Castelo de Torres Novas

Castelo de  Torres Novas Com uma construção que remonta a épocas distantes, o castelo de Torres Novas foi uma fortaleza árabe antes do início da reconquista cristã. Em 1147/48 foi conquistado aos mouros por D. Afonso Henriques, para, passado algum tempo, voltar a ser tomada pelos muçulmanos.
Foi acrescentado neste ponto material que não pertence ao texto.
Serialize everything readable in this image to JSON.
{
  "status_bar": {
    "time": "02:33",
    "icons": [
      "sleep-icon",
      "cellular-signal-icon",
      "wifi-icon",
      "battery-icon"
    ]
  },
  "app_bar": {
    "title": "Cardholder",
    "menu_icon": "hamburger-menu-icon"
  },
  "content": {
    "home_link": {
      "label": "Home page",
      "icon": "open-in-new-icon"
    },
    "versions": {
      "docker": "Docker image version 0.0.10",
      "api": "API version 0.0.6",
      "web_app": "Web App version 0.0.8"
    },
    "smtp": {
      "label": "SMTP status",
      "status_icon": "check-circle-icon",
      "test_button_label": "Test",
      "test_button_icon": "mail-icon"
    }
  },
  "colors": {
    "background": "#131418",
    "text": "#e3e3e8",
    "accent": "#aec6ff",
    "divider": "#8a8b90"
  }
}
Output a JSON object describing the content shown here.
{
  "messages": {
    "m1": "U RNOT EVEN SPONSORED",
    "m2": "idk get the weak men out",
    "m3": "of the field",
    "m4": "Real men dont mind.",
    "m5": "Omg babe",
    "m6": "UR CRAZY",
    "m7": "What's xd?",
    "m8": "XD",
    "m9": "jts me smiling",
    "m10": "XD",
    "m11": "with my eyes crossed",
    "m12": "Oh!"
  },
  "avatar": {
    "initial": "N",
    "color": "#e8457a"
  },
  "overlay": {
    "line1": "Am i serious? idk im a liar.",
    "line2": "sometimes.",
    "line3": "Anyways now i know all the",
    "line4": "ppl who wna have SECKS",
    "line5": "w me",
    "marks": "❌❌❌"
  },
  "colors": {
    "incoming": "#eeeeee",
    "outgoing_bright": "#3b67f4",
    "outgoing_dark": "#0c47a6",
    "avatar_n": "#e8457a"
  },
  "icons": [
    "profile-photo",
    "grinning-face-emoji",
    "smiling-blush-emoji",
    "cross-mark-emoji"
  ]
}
A fortaleza é definitivamente reconquistada por D. Afonso, filho de D. Sancho I, em 1190. Os inúmeros ataques inimigos, tanto por parte dos mouros como durante o período de guerra com Castela, provocaram a destruição desta antiga fortaleza e da sua cerca. As muralhas e torres do castelo foram, por isso, mandadas reconstruir, em 1374, por D. Fernando. Mais tarde, com o terramoto de 1755, o castelo foi também uma das construções da vila que mais danos sofreu. O recinto do Castelo foi cedido à Câmara Municipal por carta de lei datada de 3 de Abril de 1839, mas o Cemitério Municipal já aí estava instalado desde 1835, onde permaneceu até 1935. Quanto às muralhas da cerca, passaram para posse da Câmara só em 1923, por despacho do Ministro da Guerra. Na alcaidaria funcionou, até 1961, a cadeia comarcã de Torres Novas.

VILA NOVA DA BARQUINHA

Castelo de Almourol

Castelo de Almorol - Sardoal Berço de lendas que a imaginação dos habitantes engendraram, o Castelo de Almourol é bem um baluarte templário num cenário de sonho, que se ergue sobre um afloramento granitico no meio do rio Tejo. Da imponente Torre de Menagem do Castelo pode vislumbrar-se todo o encanto da paisagem circundante, as transparentes águas do Tejo, bem como os campos cobertos de frutos amadurecidos pelo sol. Característica da vida à beira rio é sem dúvida a frente ribeirinha de Tancos com o povoado muito próximo do rio que se reflete nas azuis águas do espaçoso leito do Tejo que vê passar os seus emproados barcos outrora tão dinamizadores desta região.